Combat Mission Wiki
Advertisement

Bogging happens when a vehicle has become mired in soft ground to such an extent that it cannot move. The vehicle is said to be bogged. Bogged vehicles risk immobilization.

A bogged vehicle cannot move. It displays a “Bogged” text on its unit panel. Its move orders remain intact, and it will continue performing them as soon as it becomes un-bogged. Bogged units attempt to un-bog themselves automatically, which will usually succeed after a minute or two. However, there is a significant chance (roughly, 1 in 10) for each bogging event to turn into immobilization.

As of CMBN 1.01, immobilizations from bogging seems to happen at a high rate. However, no exact details of the bogging system and subsequent immobilization are known. Here is what can be gleaned from the manual:

  • all vehicles are rated for offroad performance. In CMBO, all vehicle types had a ground pressure statistic. Therefore it is likely that all CM games have ground pressure for each type of vehicle.
  • Fast moves have a somewhat higher chance to bog.
  • Bogging is likelier in some terrain types than others -- mud is probably worst, roads best.
  • Ground conditions affect bogging. Ground conditions can change during the course of a battle; e.g. during a downpour, ground conditions may change from Wet to Muddy.
  • When a vehicle drives over an obstacle (low wall, fence, etc.) there greatly increased risk of immobilization and bogging.

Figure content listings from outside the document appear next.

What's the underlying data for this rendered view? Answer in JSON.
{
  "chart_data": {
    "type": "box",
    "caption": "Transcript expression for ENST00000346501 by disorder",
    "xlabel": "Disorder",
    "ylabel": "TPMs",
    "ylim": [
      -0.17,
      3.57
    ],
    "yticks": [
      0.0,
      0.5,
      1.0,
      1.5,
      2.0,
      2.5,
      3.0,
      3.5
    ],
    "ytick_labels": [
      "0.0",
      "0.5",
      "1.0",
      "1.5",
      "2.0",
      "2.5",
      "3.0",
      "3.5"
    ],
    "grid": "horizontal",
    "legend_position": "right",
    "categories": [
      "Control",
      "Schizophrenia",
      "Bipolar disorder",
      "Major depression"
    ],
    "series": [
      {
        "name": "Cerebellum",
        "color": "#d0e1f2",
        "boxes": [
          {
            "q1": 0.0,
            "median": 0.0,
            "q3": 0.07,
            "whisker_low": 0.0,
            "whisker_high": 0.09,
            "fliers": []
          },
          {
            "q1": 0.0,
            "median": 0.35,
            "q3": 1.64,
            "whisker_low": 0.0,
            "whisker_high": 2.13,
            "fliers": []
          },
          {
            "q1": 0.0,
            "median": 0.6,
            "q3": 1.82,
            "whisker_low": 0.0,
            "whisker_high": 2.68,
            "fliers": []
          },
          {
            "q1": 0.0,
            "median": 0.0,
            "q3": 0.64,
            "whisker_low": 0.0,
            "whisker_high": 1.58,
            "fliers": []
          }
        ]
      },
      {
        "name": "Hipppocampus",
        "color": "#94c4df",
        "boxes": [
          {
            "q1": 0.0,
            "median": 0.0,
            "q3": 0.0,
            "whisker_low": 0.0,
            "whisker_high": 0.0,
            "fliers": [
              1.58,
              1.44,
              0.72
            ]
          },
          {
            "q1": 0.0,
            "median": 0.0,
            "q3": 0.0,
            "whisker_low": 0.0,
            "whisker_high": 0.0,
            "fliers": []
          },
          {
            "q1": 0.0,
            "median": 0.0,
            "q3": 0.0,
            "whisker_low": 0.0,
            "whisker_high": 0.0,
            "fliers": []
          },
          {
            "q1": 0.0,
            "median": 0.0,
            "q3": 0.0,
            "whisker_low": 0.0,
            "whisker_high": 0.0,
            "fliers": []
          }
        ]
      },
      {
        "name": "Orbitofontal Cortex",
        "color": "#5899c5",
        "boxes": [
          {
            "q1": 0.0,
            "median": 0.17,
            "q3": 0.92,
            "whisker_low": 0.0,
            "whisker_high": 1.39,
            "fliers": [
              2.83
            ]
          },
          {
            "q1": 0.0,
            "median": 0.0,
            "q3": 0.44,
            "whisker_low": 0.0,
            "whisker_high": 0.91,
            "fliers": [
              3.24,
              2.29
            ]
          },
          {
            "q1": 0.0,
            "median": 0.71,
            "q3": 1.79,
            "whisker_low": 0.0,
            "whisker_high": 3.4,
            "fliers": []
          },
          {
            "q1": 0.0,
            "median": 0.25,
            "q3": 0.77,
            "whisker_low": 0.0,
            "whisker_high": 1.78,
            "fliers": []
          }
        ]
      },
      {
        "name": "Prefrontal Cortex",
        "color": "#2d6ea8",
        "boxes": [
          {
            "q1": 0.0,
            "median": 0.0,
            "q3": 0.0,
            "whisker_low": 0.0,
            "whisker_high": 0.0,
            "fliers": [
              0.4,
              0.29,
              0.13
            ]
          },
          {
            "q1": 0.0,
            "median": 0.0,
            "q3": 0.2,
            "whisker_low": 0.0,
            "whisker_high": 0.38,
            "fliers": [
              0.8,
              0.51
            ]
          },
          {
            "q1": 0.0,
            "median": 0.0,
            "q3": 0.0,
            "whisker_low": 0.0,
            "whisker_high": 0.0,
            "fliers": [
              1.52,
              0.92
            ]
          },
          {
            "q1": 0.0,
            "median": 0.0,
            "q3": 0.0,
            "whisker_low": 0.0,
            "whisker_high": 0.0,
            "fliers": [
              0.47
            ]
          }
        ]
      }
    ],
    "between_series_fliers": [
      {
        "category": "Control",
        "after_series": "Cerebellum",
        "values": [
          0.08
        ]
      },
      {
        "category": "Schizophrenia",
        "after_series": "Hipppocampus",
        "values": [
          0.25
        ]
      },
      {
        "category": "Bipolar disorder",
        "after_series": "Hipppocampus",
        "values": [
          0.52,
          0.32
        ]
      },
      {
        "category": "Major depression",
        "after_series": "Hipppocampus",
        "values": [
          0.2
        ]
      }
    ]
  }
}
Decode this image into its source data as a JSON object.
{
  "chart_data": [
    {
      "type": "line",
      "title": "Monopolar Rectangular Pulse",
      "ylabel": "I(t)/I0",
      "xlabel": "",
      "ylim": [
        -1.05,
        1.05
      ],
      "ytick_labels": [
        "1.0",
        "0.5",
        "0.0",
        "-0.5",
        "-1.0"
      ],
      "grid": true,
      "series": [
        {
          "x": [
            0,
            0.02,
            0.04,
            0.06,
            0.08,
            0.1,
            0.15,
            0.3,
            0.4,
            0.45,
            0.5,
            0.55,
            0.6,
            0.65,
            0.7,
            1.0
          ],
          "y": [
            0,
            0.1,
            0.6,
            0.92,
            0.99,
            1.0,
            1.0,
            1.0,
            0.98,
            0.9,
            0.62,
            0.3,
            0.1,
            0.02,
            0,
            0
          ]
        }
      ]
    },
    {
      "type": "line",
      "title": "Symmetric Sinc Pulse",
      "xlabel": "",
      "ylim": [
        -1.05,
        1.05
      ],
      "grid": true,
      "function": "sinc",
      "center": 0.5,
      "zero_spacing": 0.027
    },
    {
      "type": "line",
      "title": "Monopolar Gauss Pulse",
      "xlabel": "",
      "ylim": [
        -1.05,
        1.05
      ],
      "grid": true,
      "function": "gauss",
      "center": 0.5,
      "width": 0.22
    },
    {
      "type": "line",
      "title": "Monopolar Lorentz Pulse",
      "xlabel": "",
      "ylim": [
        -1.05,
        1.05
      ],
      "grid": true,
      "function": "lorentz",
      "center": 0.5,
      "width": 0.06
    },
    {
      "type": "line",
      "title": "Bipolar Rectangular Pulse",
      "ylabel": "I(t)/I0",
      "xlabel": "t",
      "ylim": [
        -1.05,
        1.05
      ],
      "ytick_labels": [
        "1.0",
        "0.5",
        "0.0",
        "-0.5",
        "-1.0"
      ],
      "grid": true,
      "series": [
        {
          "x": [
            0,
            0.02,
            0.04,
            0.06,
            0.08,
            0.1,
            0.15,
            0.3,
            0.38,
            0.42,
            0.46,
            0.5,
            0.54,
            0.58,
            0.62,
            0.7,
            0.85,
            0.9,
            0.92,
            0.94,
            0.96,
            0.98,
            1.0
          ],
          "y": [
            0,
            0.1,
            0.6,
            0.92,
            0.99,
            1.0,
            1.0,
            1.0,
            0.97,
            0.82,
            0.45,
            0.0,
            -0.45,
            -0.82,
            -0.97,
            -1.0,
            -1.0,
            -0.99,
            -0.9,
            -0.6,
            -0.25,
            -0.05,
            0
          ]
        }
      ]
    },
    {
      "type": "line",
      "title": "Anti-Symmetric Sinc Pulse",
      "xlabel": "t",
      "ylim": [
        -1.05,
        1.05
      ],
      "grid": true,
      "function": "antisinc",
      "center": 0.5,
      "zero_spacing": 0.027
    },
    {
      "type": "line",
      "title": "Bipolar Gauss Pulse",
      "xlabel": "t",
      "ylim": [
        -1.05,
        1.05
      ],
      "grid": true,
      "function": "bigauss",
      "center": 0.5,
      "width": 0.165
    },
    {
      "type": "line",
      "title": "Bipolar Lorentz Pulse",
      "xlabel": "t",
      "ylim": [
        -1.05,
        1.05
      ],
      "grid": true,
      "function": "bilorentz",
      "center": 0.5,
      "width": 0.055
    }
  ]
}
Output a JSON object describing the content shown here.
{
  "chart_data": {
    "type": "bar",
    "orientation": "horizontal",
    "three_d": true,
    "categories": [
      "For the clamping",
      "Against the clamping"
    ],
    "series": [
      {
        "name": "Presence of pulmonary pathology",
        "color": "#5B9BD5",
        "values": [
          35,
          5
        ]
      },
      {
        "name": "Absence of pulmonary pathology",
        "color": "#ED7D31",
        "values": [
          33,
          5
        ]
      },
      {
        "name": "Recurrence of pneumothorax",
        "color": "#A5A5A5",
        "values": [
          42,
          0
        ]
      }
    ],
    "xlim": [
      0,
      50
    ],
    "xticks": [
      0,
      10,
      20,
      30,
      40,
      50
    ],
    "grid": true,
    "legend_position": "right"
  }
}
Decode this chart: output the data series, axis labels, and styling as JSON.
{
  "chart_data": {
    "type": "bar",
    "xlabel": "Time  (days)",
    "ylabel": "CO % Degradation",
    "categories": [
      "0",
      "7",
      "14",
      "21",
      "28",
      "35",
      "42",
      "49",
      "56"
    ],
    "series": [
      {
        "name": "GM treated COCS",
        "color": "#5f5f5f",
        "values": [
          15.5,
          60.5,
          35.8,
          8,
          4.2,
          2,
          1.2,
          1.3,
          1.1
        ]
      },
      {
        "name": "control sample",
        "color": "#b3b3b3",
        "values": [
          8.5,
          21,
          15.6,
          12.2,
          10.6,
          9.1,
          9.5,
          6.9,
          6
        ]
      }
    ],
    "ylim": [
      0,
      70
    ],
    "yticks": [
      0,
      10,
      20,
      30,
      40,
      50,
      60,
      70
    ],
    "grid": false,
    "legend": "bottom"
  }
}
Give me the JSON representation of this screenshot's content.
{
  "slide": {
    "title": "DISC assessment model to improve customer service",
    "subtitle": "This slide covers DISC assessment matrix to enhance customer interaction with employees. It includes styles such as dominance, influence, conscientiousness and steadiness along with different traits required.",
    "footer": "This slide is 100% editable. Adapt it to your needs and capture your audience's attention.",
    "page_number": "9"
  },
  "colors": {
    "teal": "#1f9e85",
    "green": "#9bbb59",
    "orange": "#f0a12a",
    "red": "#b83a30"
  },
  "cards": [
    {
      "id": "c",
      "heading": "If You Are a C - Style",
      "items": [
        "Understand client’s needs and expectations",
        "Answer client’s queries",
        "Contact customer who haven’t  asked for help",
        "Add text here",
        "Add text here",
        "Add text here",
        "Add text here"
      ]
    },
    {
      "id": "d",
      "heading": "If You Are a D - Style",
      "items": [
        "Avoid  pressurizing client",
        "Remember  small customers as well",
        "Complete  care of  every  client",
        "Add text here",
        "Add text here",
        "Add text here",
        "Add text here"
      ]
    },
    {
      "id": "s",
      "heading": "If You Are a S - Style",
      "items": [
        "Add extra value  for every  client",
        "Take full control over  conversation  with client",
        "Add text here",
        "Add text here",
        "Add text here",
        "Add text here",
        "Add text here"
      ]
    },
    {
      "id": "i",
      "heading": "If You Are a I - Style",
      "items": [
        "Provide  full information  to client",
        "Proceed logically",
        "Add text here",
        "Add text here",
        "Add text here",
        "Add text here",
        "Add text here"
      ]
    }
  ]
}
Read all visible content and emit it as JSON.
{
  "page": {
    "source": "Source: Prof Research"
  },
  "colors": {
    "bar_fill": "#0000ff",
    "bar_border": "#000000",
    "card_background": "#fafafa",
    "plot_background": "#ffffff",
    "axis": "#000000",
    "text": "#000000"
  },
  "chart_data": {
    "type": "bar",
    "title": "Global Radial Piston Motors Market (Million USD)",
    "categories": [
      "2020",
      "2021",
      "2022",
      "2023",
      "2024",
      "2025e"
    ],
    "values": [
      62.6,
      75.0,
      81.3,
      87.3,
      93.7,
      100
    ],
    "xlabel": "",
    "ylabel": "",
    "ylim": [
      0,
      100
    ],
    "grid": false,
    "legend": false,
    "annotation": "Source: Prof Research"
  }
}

There is testing work going on at the forums to try to figure out if bogging is buggy or not, and to try to get some general sense of how it works. See this thread, in particular this post by Lt. Bull.) Here is what is known from this testing work, so far:

  • ShermanM4A1 (mids) with regular crews traveling Fast over GRASSXT terrain in a straight line, with "dry" ground conditions, will suffer on average 1 bogging every 150 km (150000 m).
  • The same setup as above, except using MUD, results in 1 bogging per 350 m. That is a rate of roughly 428 times the rate on grass!
  • The mud test showed that 1 in 10 bogging incidents resulted in immobilization. This number is consistent with the grassXT test, where there was insufficient testing to get enough immobilizations to be confident of a rate.